1998 yılının son bir-iki ayına gelinceye kadar çeklerini aksatmadan ödeyenler, ekonomide meydana gelen olumsuz şartlar nedeniyle son birkaç çekini ödeyemediği için, bugün cezalandırılma durumunda kalıyor. Kimileri farklı kişi ve kuruluşlara verdiği 20-30 çek için 20-30 yıl hapis cezası bile alacak. Denilebilir ki, borçlarını ödesinler de kurtulsunlar. Peki bu nasıl olacak? Adam hapse düşerse, nasıl para kazanıp da borçlarını ödeyecek? Şirketlerin yöneticileri -ki bunların da çoğu ekonomik kriz nedeniyle şimdi işsiz durumda- olmayan maaşlarıyla şirketlerinin borçlarını karşılayabilirler mi? Devlet borcunu ödemediğinde herhangi bir yaptırımla karşı karşıya değil.
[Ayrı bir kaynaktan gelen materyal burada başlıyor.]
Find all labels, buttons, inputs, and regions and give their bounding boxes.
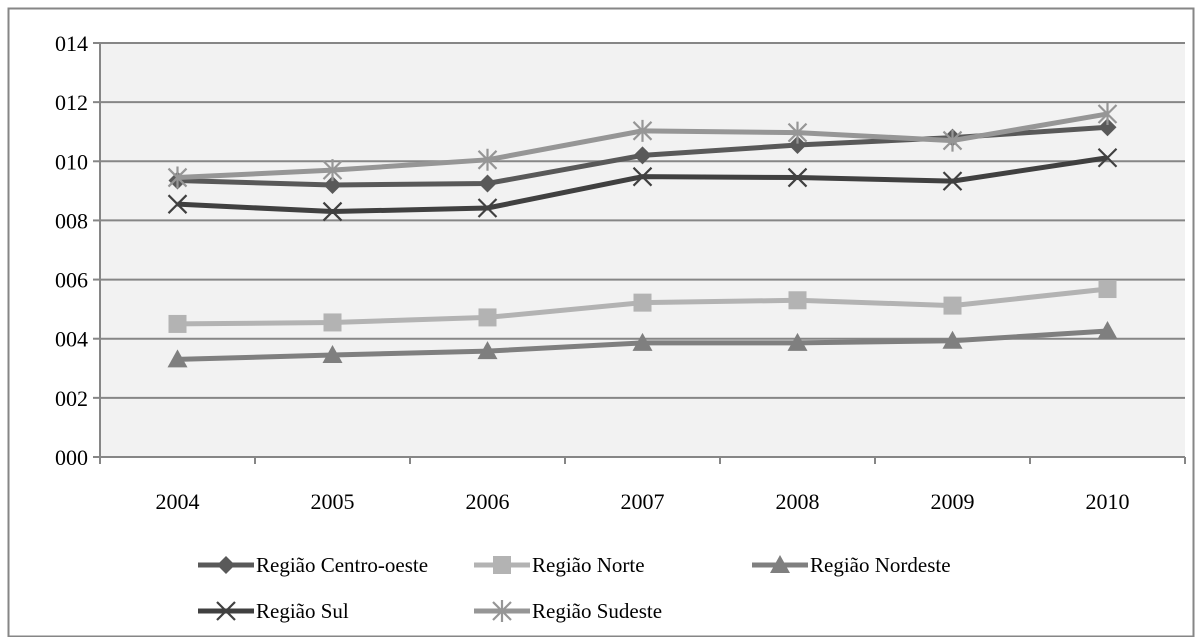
data-point (632, 119, 653, 142)
series-layer (167, 102, 1118, 368)
data-point (1097, 102, 1118, 125)
y-tick-label: 012 (55, 90, 88, 115)
series-4 (167, 147, 1118, 222)
legend: Região Centro-oeste Região Norte Região No… (198, 553, 951, 623)
data-point (167, 349, 188, 368)
data-point (168, 314, 187, 333)
legend-marker (770, 555, 790, 573)
y-tick-label: 006 (55, 268, 88, 293)
data-point (633, 293, 652, 312)
data-point (167, 194, 188, 214)
plot-area (100, 43, 1185, 457)
legend-item: Região Sudeste (474, 599, 662, 623)
legend-marker (216, 601, 236, 621)
data-point (788, 291, 807, 310)
y-tick-label: 008 (55, 208, 88, 233)
x-tick-label: 2009 (931, 489, 975, 514)
legend-item: Região Sul (198, 599, 349, 623)
data-point (322, 344, 343, 363)
x-tick-label: 2008 (776, 489, 820, 514)
legend-item: Região Centro-oeste (198, 553, 428, 577)
data-point (787, 332, 808, 351)
y-tick-label: 004 (55, 327, 88, 352)
data-point (942, 171, 963, 191)
x-tick-label: 2004 (156, 489, 200, 514)
data-point (477, 198, 498, 218)
data-point (322, 159, 343, 182)
legend-marker (217, 556, 235, 574)
series-5 (167, 102, 1118, 189)
data-point (787, 121, 808, 144)
data-point (477, 341, 498, 360)
legend-label: Região Centro-oeste (256, 553, 428, 577)
data-point (478, 174, 497, 193)
data-point (943, 296, 962, 315)
series-3 (167, 321, 1118, 368)
x-tick-label: 2005 (311, 489, 355, 514)
data-point (942, 330, 963, 349)
data-point (1098, 280, 1117, 299)
data-point (477, 148, 498, 171)
legend-label: Região Norte (532, 553, 645, 577)
legend-marker (492, 600, 512, 622)
legend-label: Região Sudeste (532, 599, 662, 623)
data-point (942, 129, 963, 152)
y-tick-label: 010 (55, 149, 88, 174)
x-tick-label: 2007 (621, 489, 665, 514)
data-point (633, 146, 652, 165)
data-point (1097, 147, 1118, 168)
data-point (787, 167, 808, 188)
legend-item: Região Norte (474, 553, 645, 577)
legend-label: Região Nordeste (810, 553, 951, 577)
data-point (632, 332, 653, 351)
axes: 000 002 004 006 008 010 012 014 2004 2005 2006 2007… (55, 31, 1186, 514)
data-point (1098, 118, 1117, 137)
data-point (1097, 321, 1118, 340)
data-point (323, 313, 342, 332)
data-point (323, 175, 342, 194)
y-tick-label: 000 (55, 445, 88, 470)
data-point (322, 201, 343, 222)
data-point (788, 136, 807, 155)
y-tick-label: 002 (55, 386, 88, 411)
data-point (167, 166, 188, 189)
legend-item: Região Nordeste (752, 553, 951, 577)
x-tick-label: 2010 (1086, 489, 1130, 514)
series-2 (168, 280, 1117, 333)
data-point (632, 166, 653, 187)
y-tick-label: 014 (55, 31, 88, 56)
x-tick-label: 2006 (466, 489, 510, 514)
data-point (478, 308, 497, 327)
legend-label: Região Sul (256, 599, 349, 623)
legend-marker (493, 556, 511, 574)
O halde, kendini cezalandırmayan devlet, vatandaşlarına bu cezayı nasıl reva görür?
Karşılıksız çek verenlerin af dışında bırakılmasının bazı avukatların işine yarayacağı açıktır. Barolar Birliği'nin mensuplarını bu şaibe altında bırakmayacak şekilde girişimlerde bulunacağını ummak isterim.
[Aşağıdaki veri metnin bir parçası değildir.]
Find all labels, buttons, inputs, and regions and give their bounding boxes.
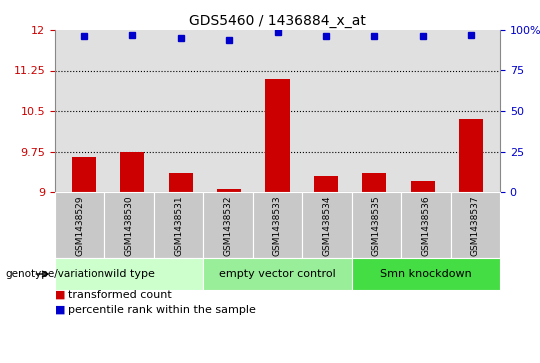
Bar bbox=[55, 192, 104, 258]
Bar bbox=[72, 157, 96, 192]
Bar bbox=[459, 119, 483, 192]
Bar bbox=[450, 192, 500, 258]
Text: transformed count: transformed count bbox=[69, 290, 172, 300]
Bar bbox=[120, 151, 145, 192]
Bar bbox=[204, 192, 253, 258]
Bar bbox=[217, 189, 241, 192]
Text: GSM1438537: GSM1438537 bbox=[471, 195, 480, 256]
Bar bbox=[410, 181, 435, 192]
Bar bbox=[104, 192, 154, 258]
Text: GSM1438532: GSM1438532 bbox=[224, 195, 233, 256]
Text: empty vector control: empty vector control bbox=[219, 269, 336, 279]
Text: ■: ■ bbox=[55, 290, 69, 300]
Bar bbox=[314, 176, 338, 192]
Title: GDS5460 / 1436884_x_at: GDS5460 / 1436884_x_at bbox=[189, 13, 366, 28]
Bar bbox=[265, 79, 289, 192]
Bar bbox=[253, 192, 302, 258]
Bar bbox=[362, 173, 386, 192]
Text: GSM1438535: GSM1438535 bbox=[372, 195, 381, 256]
Text: GSM1438536: GSM1438536 bbox=[421, 195, 430, 256]
Bar bbox=[302, 192, 352, 258]
Bar bbox=[352, 192, 401, 258]
Text: GSM1438529: GSM1438529 bbox=[75, 195, 84, 256]
Text: GSM1438530: GSM1438530 bbox=[125, 195, 134, 256]
Bar bbox=[204, 258, 352, 290]
Text: ■: ■ bbox=[55, 305, 69, 314]
Text: GSM1438533: GSM1438533 bbox=[273, 195, 282, 256]
Bar bbox=[154, 192, 204, 258]
Bar bbox=[55, 258, 204, 290]
Text: Smn knockdown: Smn knockdown bbox=[380, 269, 472, 279]
Text: genotype/variation: genotype/variation bbox=[5, 269, 105, 279]
Text: percentile rank within the sample: percentile rank within the sample bbox=[69, 305, 256, 314]
Bar bbox=[352, 258, 500, 290]
Text: wild type: wild type bbox=[104, 269, 154, 279]
Bar bbox=[168, 173, 193, 192]
Text: GSM1438531: GSM1438531 bbox=[174, 195, 183, 256]
Text: GSM1438534: GSM1438534 bbox=[322, 195, 332, 256]
Bar bbox=[401, 192, 450, 258]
Sayın Adalet Bakanı'na ise karşılıksız çek verenlerin de çocuklarının bulunduğunu kamuoyu adına ayrıca hatırlatırım.
Prof. Özer SERPER-Uludağ Üniversitesi-BURSA
Kira yardımı
GÖLCÜK Tersane Komutanlığı'ndan 4 yıl önce emekli oldum, ucuz diye Burdur'a yerleştim. Ancak, 25 yıllık birikimimle ve emekli tazminatım ile Gölcük'te sahip olduğum tek evimden oldum. Kiracım ise sağ olarak kurtuldu.
Hükümet, kira yardımı konusunda yanlışları düzeltmelidir.
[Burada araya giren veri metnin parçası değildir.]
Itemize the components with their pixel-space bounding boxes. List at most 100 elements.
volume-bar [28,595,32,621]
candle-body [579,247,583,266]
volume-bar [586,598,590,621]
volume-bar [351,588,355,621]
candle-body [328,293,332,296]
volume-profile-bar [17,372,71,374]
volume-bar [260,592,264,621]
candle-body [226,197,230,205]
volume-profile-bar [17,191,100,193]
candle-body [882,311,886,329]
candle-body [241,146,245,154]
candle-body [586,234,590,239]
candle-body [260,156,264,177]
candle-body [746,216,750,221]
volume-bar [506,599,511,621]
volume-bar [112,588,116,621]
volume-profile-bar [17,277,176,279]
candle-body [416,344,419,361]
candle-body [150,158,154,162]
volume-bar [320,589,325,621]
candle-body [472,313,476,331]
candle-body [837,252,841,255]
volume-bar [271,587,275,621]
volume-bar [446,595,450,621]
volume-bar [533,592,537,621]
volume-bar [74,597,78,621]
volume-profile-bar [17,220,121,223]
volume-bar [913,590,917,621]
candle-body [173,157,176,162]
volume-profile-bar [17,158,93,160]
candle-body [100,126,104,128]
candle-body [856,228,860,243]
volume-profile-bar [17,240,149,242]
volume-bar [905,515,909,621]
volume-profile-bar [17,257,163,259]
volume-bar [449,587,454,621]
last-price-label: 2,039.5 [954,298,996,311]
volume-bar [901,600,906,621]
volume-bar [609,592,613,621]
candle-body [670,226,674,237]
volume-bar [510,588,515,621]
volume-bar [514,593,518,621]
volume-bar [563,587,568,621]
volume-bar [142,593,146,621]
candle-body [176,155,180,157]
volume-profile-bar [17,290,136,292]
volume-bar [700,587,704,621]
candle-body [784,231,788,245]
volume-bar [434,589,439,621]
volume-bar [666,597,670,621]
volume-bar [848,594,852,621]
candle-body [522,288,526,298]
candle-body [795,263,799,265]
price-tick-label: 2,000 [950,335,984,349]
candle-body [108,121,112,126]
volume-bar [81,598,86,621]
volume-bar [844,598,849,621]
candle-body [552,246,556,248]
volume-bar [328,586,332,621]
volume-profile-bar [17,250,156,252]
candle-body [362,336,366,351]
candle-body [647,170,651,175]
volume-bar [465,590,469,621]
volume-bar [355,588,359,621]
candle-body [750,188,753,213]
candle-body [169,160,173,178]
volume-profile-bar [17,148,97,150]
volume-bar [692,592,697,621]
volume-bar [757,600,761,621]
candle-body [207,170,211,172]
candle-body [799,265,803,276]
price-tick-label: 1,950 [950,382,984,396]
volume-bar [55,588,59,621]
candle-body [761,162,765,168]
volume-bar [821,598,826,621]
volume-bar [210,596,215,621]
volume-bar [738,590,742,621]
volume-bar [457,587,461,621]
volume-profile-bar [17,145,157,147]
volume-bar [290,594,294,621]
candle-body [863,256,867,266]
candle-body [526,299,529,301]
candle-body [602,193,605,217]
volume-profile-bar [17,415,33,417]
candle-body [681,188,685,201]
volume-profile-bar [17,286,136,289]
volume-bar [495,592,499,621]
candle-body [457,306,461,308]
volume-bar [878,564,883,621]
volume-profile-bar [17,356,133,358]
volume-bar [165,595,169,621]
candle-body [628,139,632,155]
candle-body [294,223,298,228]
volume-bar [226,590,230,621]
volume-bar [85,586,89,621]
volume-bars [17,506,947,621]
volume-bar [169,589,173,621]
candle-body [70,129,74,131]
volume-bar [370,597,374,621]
Kira yardımı gerçekte mal sahiplerine neden yapılmıyor. Kiracılara, konut ve eşya yardımı yapılması daha doğrudur.
Nurettin AVCI-BURDUR
Barış'a ve Ümit'e şans
‘Oğlum Barış'ı geri istiyorum. Küçük yaştan beri beste yapar, şiir yazar. O aydın bir genç.’ ‘‘Oğlum Ümit, beş yıldan beri aramızda yok. Düşünen, araştıran sosyal tarafı kuvvetli bir genç o...’’
Bu sözler Barış'ın annesi Ayşe Yıldırım ile Ümit'in annesi Gülter Kanlı'ya ait...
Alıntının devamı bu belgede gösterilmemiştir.